Gesture has the potential to be a particularly powerful instructional tool in the spatial domain because it is inherently spatial, e.g., it is particularly good at capturing spatial characteristics of objects. Thus, for example, in teaching children about standards in measurement (see Strand 1), it could easily be used to "stand in" for a standard that is no longer in the immediate context. Gesture could be helpful in exploring when calculus students take their first steps in shifting from an early spatial model of continuity to the more sophisticated mode including limits (see Strand 2). As in other domains, students' gestures are likely to reveal spatial mappings not seen in their speech, and mismatches between gesture and speech may signal moments of potential conceptual change.
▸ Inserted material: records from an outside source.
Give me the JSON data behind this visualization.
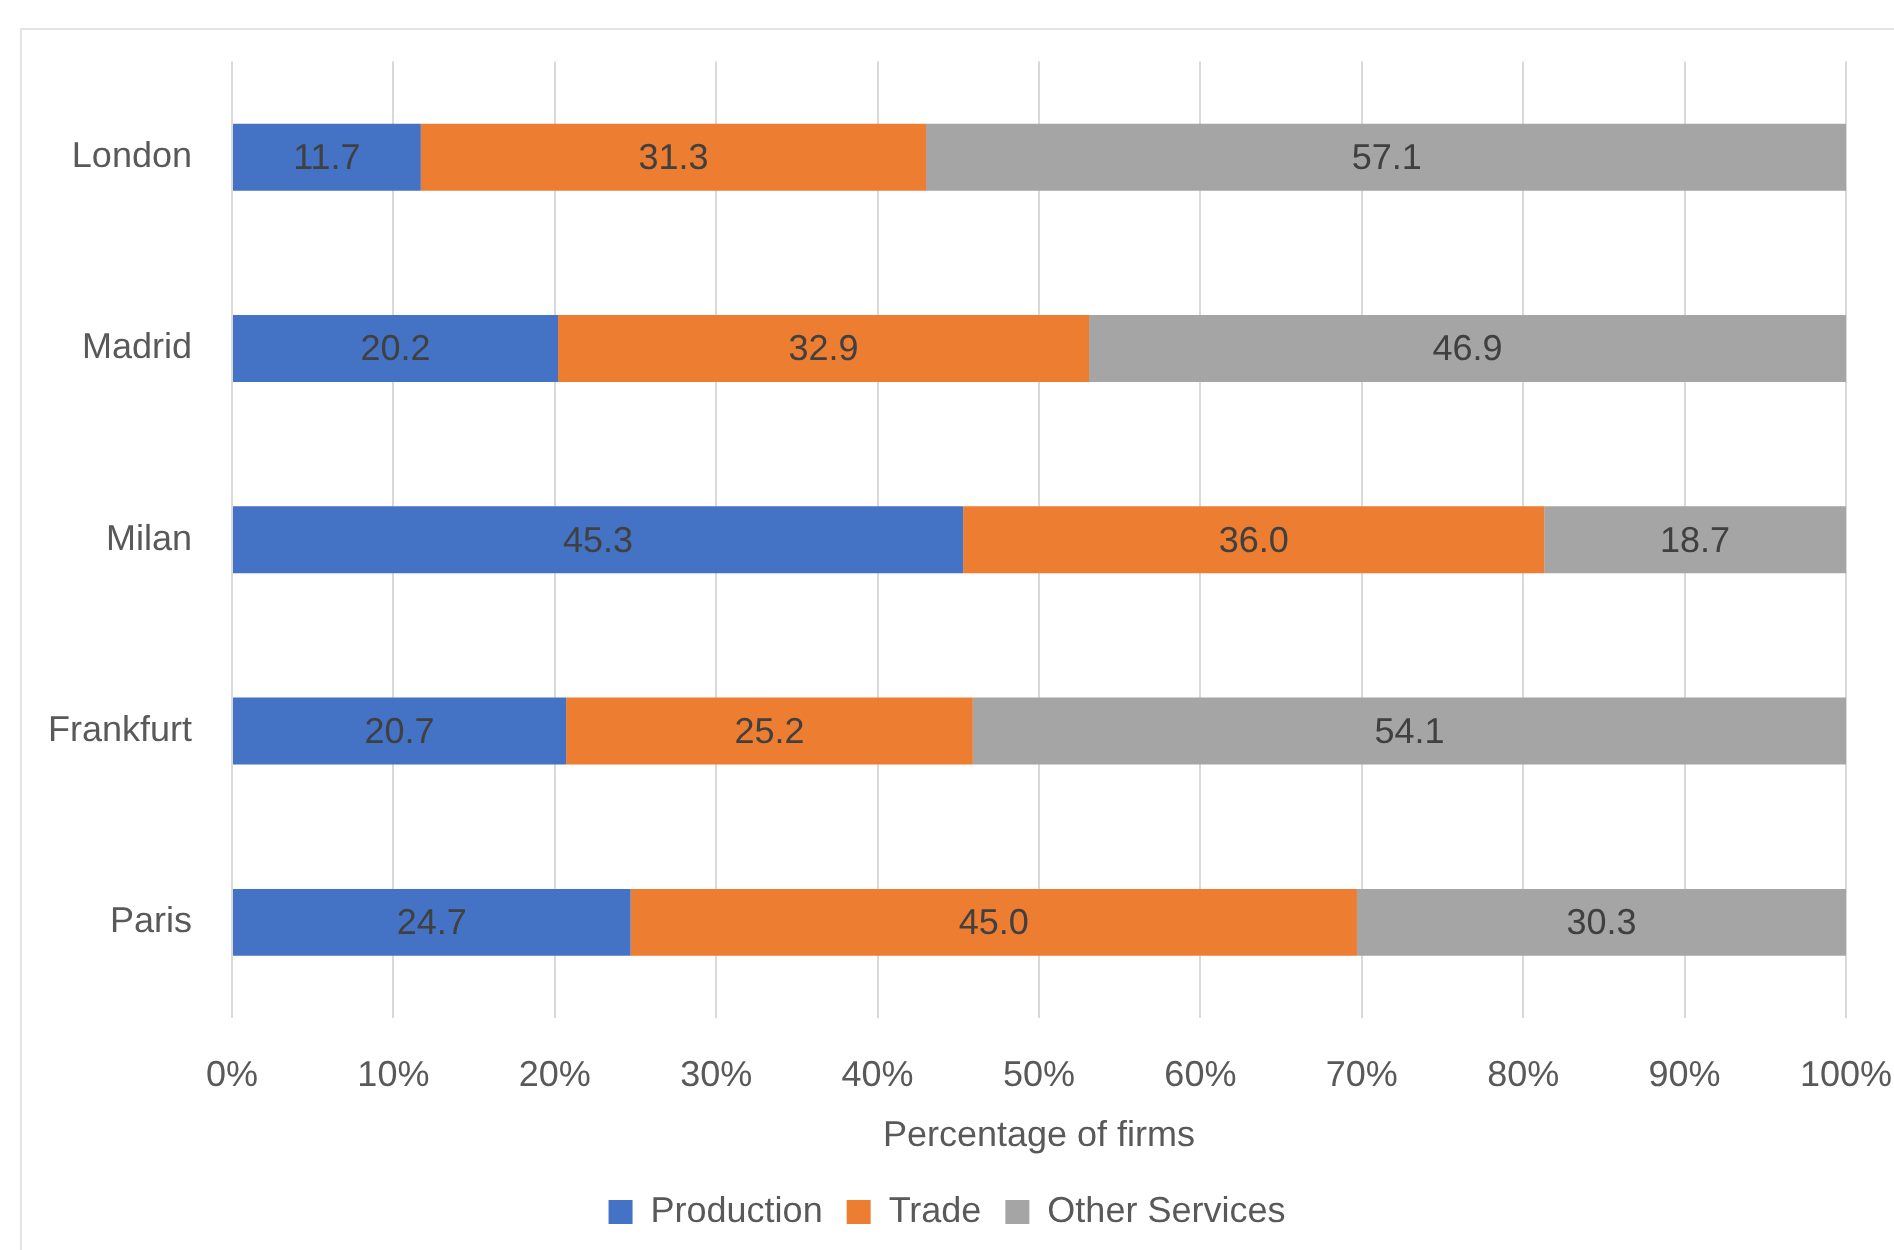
{
  "chart_data": {
    "type": "bar",
    "orientation": "horizontal",
    "stacked": true,
    "categories": [
      "London",
      "Madrid",
      "Milan",
      "Frankfurt",
      "Paris"
    ],
    "series": [
      {
        "name": "Production",
        "color": "#4472c4",
        "values": [
          11.7,
          20.2,
          45.3,
          20.7,
          24.7
        ],
        "value_labels": [
          "11.7",
          "20.2",
          "45.3",
          "20.7",
          "24.7"
        ]
      },
      {
        "name": "Trade",
        "color": "#ed7d31",
        "values": [
          31.3,
          32.9,
          36.0,
          25.2,
          45.0
        ],
        "value_labels": [
          "31.3",
          "32.9",
          "36.0",
          "25.2",
          "45.0"
        ]
      },
      {
        "name": "Other Services",
        "color": "#a5a5a5",
        "values": [
          57.1,
          46.9,
          18.7,
          54.1,
          30.3
        ],
        "value_labels": [
          "57.1",
          "46.9",
          "18.7",
          "54.1",
          "30.3"
        ]
      }
    ],
    "xlim": [
      0,
      100
    ],
    "xticks": [
      {
        "value": 0,
        "label": "0%"
      },
      {
        "value": 10,
        "label": "10%"
      },
      {
        "value": 20,
        "label": "20%"
      },
      {
        "value": 30,
        "label": "30%"
      },
      {
        "value": 40,
        "label": "40%"
      },
      {
        "value": 50,
        "label": "50%"
      },
      {
        "value": 60,
        "label": "60%"
      },
      {
        "value": 70,
        "label": "70%"
      },
      {
        "value": 80,
        "label": "80%"
      },
      {
        "value": 90,
        "label": "90%"
      },
      {
        "value": 100,
        "label": "100%"
      }
    ],
    "xlabel": "Percentage of firms",
    "grid": "x",
    "legend": "bottom"
  }
}
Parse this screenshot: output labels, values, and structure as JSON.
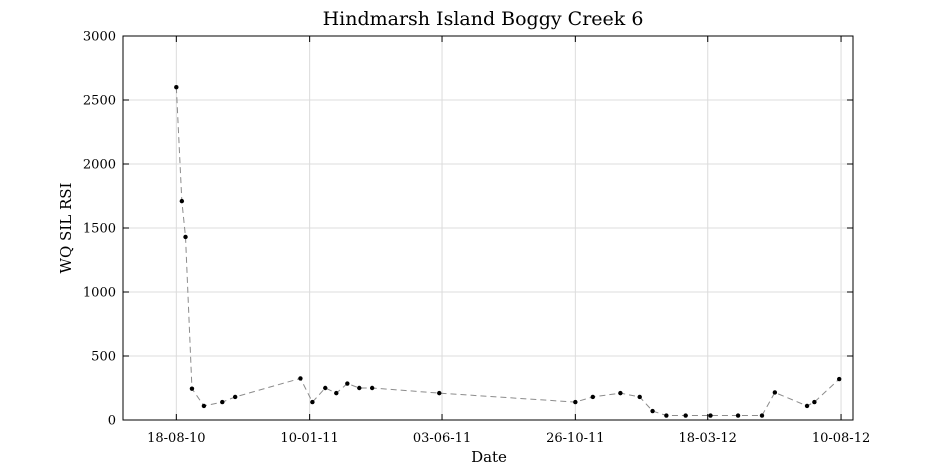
{
  "chart_data": {
    "type": "line",
    "title": "Hindmarsh Island Boggy Creek 6",
    "xlabel": "Date",
    "ylabel": "WQ SIL RSI",
    "xlim": [
      "2010-06-21",
      "2012-08-23"
    ],
    "ylim": [
      0,
      3000
    ],
    "x_ticks": [
      "2010-08-18",
      "2011-01-10",
      "2011-06-03",
      "2011-10-26",
      "2012-03-18",
      "2012-08-10"
    ],
    "x_tick_labels": [
      "18-08-10",
      "10-01-11",
      "03-06-11",
      "26-10-11",
      "18-03-12",
      "10-08-12"
    ],
    "y_ticks": [
      0,
      500,
      1000,
      1500,
      2000,
      2500,
      3000
    ],
    "y_tick_labels": [
      "0",
      "500",
      "1000",
      "1500",
      "2000",
      "2500",
      "3000"
    ],
    "grid": true,
    "series": [
      {
        "line_color": "#8c8c8c",
        "marker_color": "#000000",
        "line_style": "dashed",
        "x": [
          "2010-08-18",
          "2010-08-24",
          "2010-08-28",
          "2010-09-04",
          "2010-09-17",
          "2010-10-07",
          "2010-10-21",
          "2010-12-31",
          "2011-01-13",
          "2011-01-27",
          "2011-02-08",
          "2011-02-20",
          "2011-03-05",
          "2011-03-19",
          "2011-05-31",
          "2011-10-26",
          "2011-11-14",
          "2011-12-14",
          "2012-01-04",
          "2012-01-18",
          "2012-02-02",
          "2012-02-23",
          "2012-03-21",
          "2012-04-20",
          "2012-05-16",
          "2012-05-30",
          "2012-07-04",
          "2012-07-12",
          "2012-08-08"
        ],
        "y": [
          2600,
          1710,
          1430,
          245,
          110,
          140,
          180,
          325,
          140,
          250,
          210,
          285,
          250,
          250,
          210,
          140,
          180,
          210,
          180,
          70,
          35,
          35,
          35,
          35,
          35,
          215,
          110,
          140,
          320
        ]
      }
    ]
  }
}
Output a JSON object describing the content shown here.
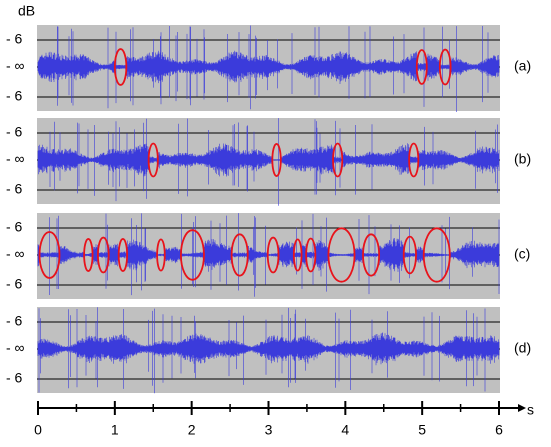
{
  "chart_data": {
    "type": "waveform",
    "y_unit": "dB",
    "level_labels": [
      "- 6",
      "- ∞",
      "- 6"
    ],
    "x_unit": "s",
    "xlim": [
      0,
      6
    ],
    "xticks": [
      0,
      1,
      2,
      3,
      4,
      5,
      6
    ],
    "minor_xticks": [
      0.5,
      1.5,
      2.5,
      3.5,
      4.5,
      5.5
    ],
    "wave_color": "#3b3bdb",
    "highlight_color": "#e8131b",
    "panels": [
      {
        "label": "(a)",
        "highlights": [
          [
            1.0,
            1.15
          ],
          [
            4.93,
            5.06
          ],
          [
            5.23,
            5.37
          ]
        ]
      },
      {
        "label": "(b)",
        "highlights": [
          [
            1.44,
            1.56
          ],
          [
            3.05,
            3.16
          ],
          [
            3.84,
            3.96
          ],
          [
            4.83,
            4.95
          ]
        ]
      },
      {
        "label": "(c)",
        "highlights": [
          [
            0.02,
            0.28
          ],
          [
            0.6,
            0.71
          ],
          [
            0.78,
            0.92
          ],
          [
            1.05,
            1.16
          ],
          [
            1.55,
            1.65
          ],
          [
            1.86,
            2.16
          ],
          [
            2.52,
            2.73
          ],
          [
            2.99,
            3.13
          ],
          [
            3.33,
            3.43
          ],
          [
            3.49,
            3.61
          ],
          [
            3.78,
            4.12
          ],
          [
            4.23,
            4.44
          ],
          [
            4.76,
            4.92
          ],
          [
            5.02,
            5.36
          ]
        ]
      },
      {
        "label": "(d)",
        "highlights": []
      }
    ]
  }
}
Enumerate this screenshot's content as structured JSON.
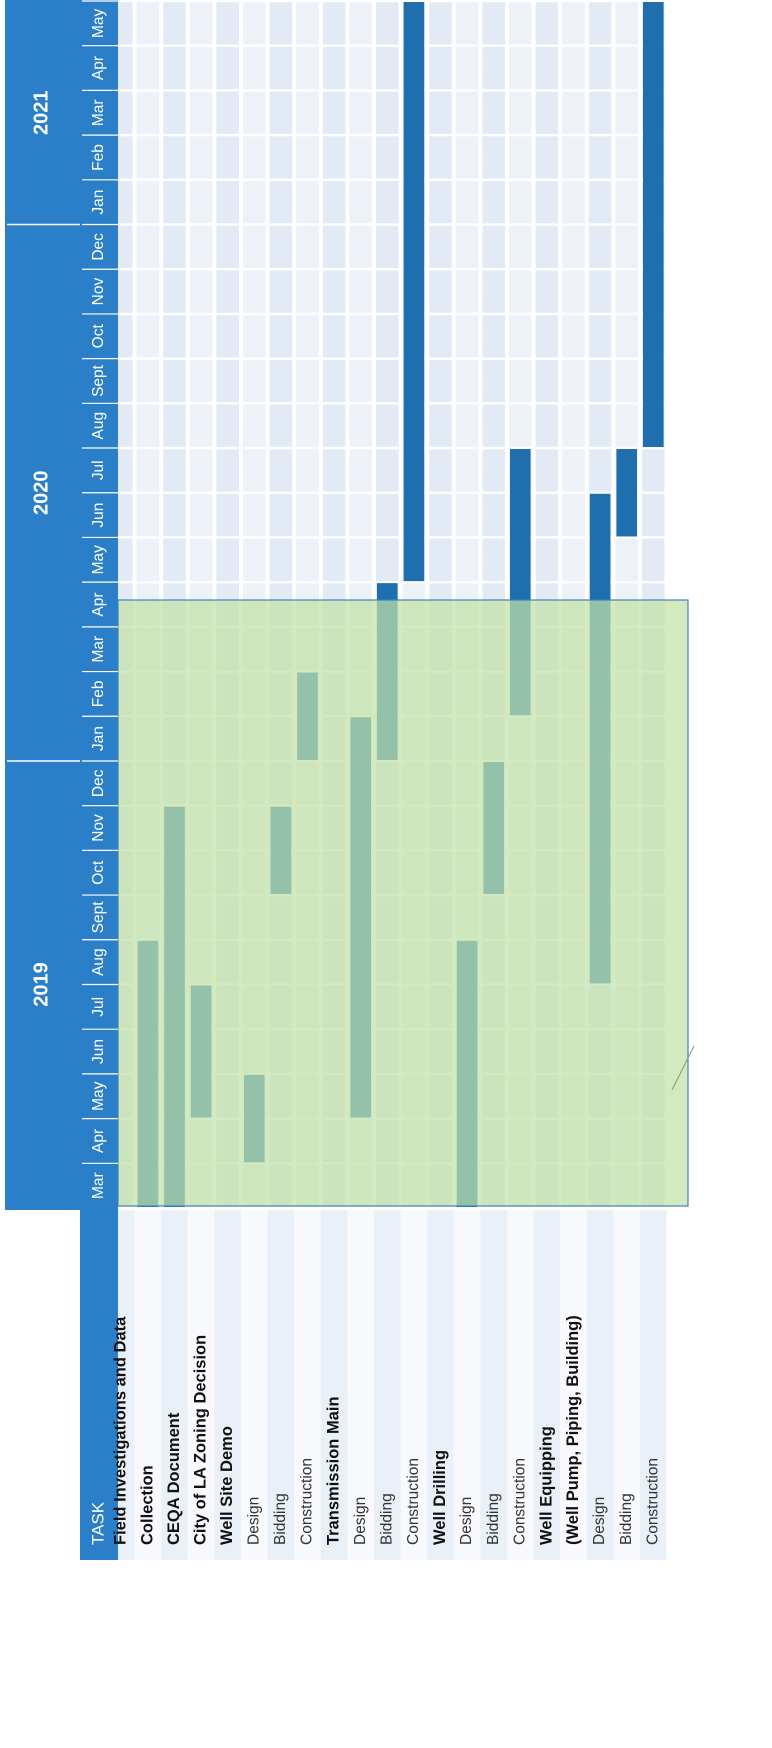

Given the potential importance of real or imagined motor manipulation in successful performance on spatial transformation problems, the analysis of the gestures people produce while explaining how they solve these problems may be particularly useful in revealing knowledge in transition. Indeed, we (Erlich, Levine & Goldin-Meadow, 2005) have recently found that producing gestures that capture the motion involved in a mental transformation is highly correlated with success after training on the mental transformation task. Interestingly, girls perform significantly less well on the mental transformation task, and they also produce significantly fewer motion gestures, than boys. Our future work will explore the effects of encouraging children, particularly girls, to gesture about motion, either by providing gestural models for children to copy during the instruction (e.g., Wagner & Goldin-Meadow, 2005) or by explicitly asking children to gesture along with their speech. In another collaborative project (Schaal, Uttal, Goldin-Meadow & Levine, 2005), we have found that, when asked to describe a space they have just walked through, adults are more likely to use both gesture and speech in their descriptions than 8- and 10-year-old children. Adults are also more likely to have a survey representation (i.e., a bird's eye view) of the space than children, who tend to have a route representation (i.e., a walk-through view) of the space. Moreover, adults who are asked not to use their hands (and hence do not gesture) have representations that are less survey-like in nature, indicating again that gesture may be particularly important in thinking about spatial relations among multiple locations. In future work, we will encourage children to describe space using gesture as well as speech in order to explore the effect that adding a gestural description to a child's repertoire has on the child's mental representations of the space.

Finally, we plan to compare the representations that learners display in their gestures to those displayed in their drawings (using CogSketch). Drawing and gesturing are both visual representations and thus ideally suited to capture spatial distinctions, but the formats have different properties. Drawings leave a trace, gestures do not. But gesture provides sequential information that static drawings do not offer. Since ink gathered in CogSketch will be time-stamped, we can easily investigate temporal aspects of sketching, and compare them to gesture, that would be difficult to do otherwise. Individuals may differ in how effective they find these two different types of representational tools and our future work will explore these differences. Moreover, different spatial problems may benefit differentially from the use of sketching and the use of gesture.